That's why people out there should not mess with JET boaters. [-X


----------



## Seth (May 27, 2009)

I was thinking of getting it not for performance, but just being able to raise and lower the motor without having to man handle is manually. The soaking people thing might come in handy once in a while too. :lol:


----------



## 2007NNBS (May 28, 2009)

cmc is nice but $500 thats more than you pay for the motor sometimes


----------



## dturner (May 28, 2009)

ebay has some trim and tilt units, most are going to cost 300-500 $$. I would use a factory trim system. They just bolt on to the inside of your motors mounting bracket. Most of the work is going to be electrical. Hooking up a switch and trim relays. Im not trying to knock those cmc units, but i tried using a setback on a jet unit and it hurt my performance. I would try to keep my shoe of my jet unit as close to the boat as possible. The further you get the shoe from the boat lets water inside the pump casing it to cavitate. therefore getting a factory trim and tilt would not set your motor back like a cmc would.

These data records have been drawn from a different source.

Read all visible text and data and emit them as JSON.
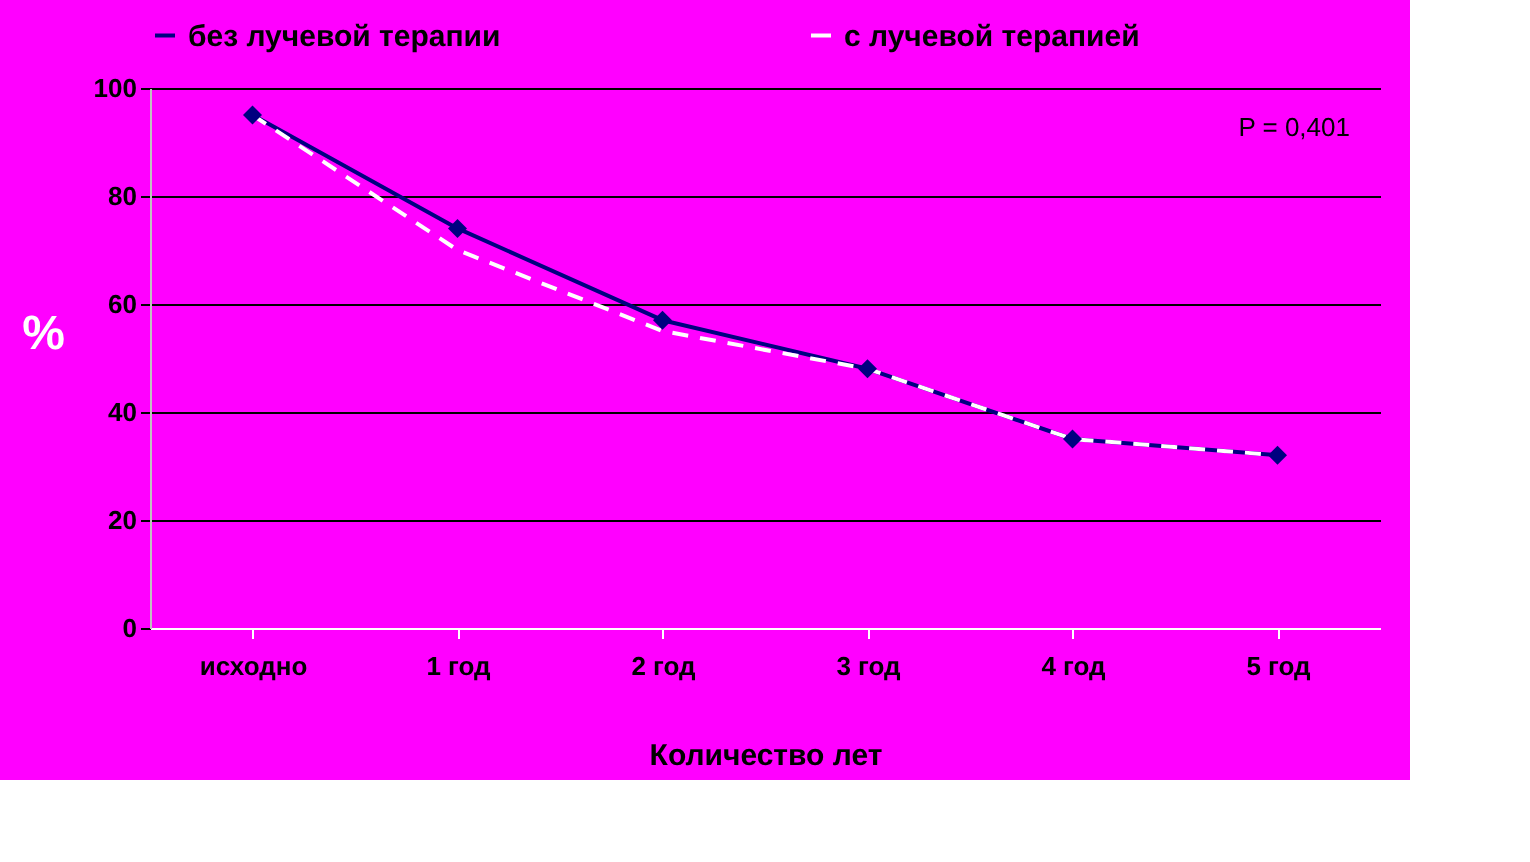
{
  "chart_data": {
    "type": "line",
    "xlabel": "Количество лет",
    "ylabel": "%",
    "categories": [
      "исходно",
      "1 год",
      "2 год",
      "3 год",
      "4 год",
      "5 год"
    ],
    "series": [
      {
        "name": "без лучевой терапии",
        "color": "#000080",
        "values": [
          95,
          74,
          57,
          48,
          35,
          32
        ],
        "marker": "diamond",
        "line_style": "solid"
      },
      {
        "name": "с лучевой терапией",
        "color": "#ffffff",
        "values": [
          95,
          70,
          55,
          48,
          35,
          32
        ],
        "marker": "none",
        "line_style": "dashed"
      }
    ],
    "ylim": [
      0,
      100
    ],
    "yticks": [
      0,
      20,
      40,
      60,
      80,
      100
    ],
    "grid": "y",
    "legend": "top",
    "annotations": [
      "P = 0,401"
    ]
  }
}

Having drove and fished in a boat with and without trim and tilt. I would recomend getting it. it makes things so much easier for fishing, trolling in shallow places, planing off, top end performance.

just my $0.02


----------



## willfishforfood (May 30, 2009)

a friend upgraded his 80 Merc jet to power trim when he found a blown motor on Cragslist for $200 for the whole thing


----------



## Riverjet502 (Feb 3, 2010)

Actually I am surprised that Place Diverter doesn't make a diverter for the outboard jets. (Maybe it's not enough demand)?? Trimming a outboard jet using the stock outboard trim is going to be basicly worthless. You need to trim the nozzle like on a real jet boat not the power head. On a jetboat just picking the nozzle up a few degrees will lift the bow. Pictured below is a Place Diverter with hydraulic action. I would never run a quirt boat with out one. They make that much of a difference, you can feel the hull rise from the drivers seat. And we all know what less wetted surface means!!!!!


----------